ADHD 'affects as many over-60s as children' as youngsters 'may not grow out of condition'
00:14 GMT, 9 August 2012
It's a condition we usually associate with the young.
But the elderly suffer from ADHD too – it’s not just children, experts claim.
They have discovered that the hyperactivity disorder is almost as common amongst the over-60s as in the young.
The findings by Dutch researchers seem to cast doubt on the popular belief that many children grow out of the condition.
Restless: Children with the condition grow fidgety and restless easily, but are thought to grow out of it (picture posed by model)
Between 2 and 5 per cent of school pupils are thought to suffer from ADHD, which causes a short attention span, restlessness and fidgeting.
And it is thought that about a third will grow-out if it before they are teenagers.
Many of the remainder will see their symptoms improve gradually with age even if they are not completely cured.
But it is not known exactly how widespread the ADHD, or Attention Deficit Hyperactivity Disorder, is amongst adults – particularly the elderly.
Now researchers from the University Medical Centre in Amsterdam have found that 3 per cent of the over 60s suffer from ADHD – a similar proportion as children.
Their study -published in the British Journal of Psychiatry – looked at 231 Dutch adults aged 60 to 94.
Growing pains: Many people's symptoms fade after adolescence (picture posed by model)
All had been asked to complete surveys which attempted to diagnose the condition.
Questions included whether they found it difficult to watch a film to the end or if they were easily distracted by their own thoughts.
They found that 2.8 per cent had the condition, and its prevalence seemed to diminished with age.

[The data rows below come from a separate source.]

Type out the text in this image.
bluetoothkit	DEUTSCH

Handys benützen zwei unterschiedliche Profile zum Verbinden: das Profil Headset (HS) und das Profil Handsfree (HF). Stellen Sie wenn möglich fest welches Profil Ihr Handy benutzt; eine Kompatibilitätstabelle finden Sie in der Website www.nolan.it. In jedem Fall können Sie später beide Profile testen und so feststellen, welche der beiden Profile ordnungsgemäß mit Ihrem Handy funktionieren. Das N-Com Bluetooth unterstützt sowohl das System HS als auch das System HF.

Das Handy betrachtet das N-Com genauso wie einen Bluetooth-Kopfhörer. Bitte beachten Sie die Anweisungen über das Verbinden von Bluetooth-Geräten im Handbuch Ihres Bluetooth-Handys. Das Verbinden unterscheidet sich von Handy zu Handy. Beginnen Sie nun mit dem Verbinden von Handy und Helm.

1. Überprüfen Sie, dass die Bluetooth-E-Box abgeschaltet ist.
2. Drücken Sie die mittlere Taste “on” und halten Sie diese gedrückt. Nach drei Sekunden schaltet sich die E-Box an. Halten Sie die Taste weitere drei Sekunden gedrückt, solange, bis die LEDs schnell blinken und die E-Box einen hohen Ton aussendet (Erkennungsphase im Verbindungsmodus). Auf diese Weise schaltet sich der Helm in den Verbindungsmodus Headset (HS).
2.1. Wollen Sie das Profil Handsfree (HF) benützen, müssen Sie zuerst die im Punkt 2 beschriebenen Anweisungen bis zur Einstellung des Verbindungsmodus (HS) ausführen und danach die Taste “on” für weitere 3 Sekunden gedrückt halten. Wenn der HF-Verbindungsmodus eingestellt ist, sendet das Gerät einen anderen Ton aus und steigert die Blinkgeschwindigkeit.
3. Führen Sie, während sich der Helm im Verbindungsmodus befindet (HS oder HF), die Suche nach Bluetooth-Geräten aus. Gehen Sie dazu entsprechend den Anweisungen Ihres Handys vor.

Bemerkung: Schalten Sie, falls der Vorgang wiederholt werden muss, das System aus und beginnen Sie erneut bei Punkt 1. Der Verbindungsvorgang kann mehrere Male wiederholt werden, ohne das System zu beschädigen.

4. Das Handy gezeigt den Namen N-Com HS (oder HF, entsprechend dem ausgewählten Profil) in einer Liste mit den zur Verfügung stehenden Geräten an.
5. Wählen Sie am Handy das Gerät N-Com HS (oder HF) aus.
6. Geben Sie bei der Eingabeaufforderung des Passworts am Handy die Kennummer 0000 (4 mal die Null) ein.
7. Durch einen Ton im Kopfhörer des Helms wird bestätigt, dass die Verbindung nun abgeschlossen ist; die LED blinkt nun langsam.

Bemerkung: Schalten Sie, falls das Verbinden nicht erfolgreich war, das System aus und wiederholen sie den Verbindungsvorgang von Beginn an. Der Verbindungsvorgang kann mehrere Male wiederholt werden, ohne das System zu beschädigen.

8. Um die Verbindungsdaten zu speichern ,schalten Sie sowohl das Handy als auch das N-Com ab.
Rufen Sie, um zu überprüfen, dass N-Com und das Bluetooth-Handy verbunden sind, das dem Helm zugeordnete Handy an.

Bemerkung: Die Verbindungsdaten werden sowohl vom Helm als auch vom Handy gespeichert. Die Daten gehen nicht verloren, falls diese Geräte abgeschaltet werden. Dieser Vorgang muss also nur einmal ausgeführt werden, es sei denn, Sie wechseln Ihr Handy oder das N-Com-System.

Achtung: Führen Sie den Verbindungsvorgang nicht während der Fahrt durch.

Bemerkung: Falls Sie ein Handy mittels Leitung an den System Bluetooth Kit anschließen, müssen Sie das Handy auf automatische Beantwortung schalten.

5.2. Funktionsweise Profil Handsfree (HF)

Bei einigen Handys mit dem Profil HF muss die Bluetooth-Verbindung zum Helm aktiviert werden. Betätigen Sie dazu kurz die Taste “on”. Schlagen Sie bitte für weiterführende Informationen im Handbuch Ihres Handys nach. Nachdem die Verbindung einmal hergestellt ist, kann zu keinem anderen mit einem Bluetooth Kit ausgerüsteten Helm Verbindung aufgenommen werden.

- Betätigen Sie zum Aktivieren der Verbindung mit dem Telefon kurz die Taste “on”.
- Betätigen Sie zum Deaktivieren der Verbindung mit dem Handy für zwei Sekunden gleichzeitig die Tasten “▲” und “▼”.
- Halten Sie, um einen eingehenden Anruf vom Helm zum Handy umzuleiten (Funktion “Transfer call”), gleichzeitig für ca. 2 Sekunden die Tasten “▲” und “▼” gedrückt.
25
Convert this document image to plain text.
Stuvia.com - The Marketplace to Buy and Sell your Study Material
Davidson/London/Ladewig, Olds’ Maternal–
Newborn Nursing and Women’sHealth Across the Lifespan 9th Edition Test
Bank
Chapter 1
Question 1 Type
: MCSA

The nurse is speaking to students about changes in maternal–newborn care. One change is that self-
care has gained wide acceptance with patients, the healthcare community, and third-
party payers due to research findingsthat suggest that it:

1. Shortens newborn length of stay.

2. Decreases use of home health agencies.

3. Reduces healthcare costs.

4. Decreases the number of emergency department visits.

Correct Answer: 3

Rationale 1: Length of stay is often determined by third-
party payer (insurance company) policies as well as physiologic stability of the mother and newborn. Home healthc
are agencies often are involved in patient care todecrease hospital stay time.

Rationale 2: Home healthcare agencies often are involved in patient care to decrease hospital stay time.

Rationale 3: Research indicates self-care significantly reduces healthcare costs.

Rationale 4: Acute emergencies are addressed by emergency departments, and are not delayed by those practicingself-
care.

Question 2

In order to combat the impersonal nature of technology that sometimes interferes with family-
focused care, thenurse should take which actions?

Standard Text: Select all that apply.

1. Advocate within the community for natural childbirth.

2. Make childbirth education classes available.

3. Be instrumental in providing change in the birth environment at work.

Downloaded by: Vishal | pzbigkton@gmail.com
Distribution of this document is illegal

Some 4 per cent of adults aged 60 to 70 were found to have ADHD compared to just 2.1 per cent of those aged 70 to 94.
This may be because symptoms improve with age, or it could be because their test is less able to pick it up in older adults, the experts believe.
Lead researcher Marieke Michielsen said: ‘Little is known about ADHD in old age and this is the first epidemiological study on ADHD in older people.
'With a prevalence of 2.8 per cent, our study demonstrates that ADHD does not face or disappear with age, and that it is a topic very much worthy of further study.'
ADHD was not properly recognised as a medical condition until the 1980s.
So it is probable that many adults who were at school in the proceeding decades have the disorder but have never been properly diagnosed.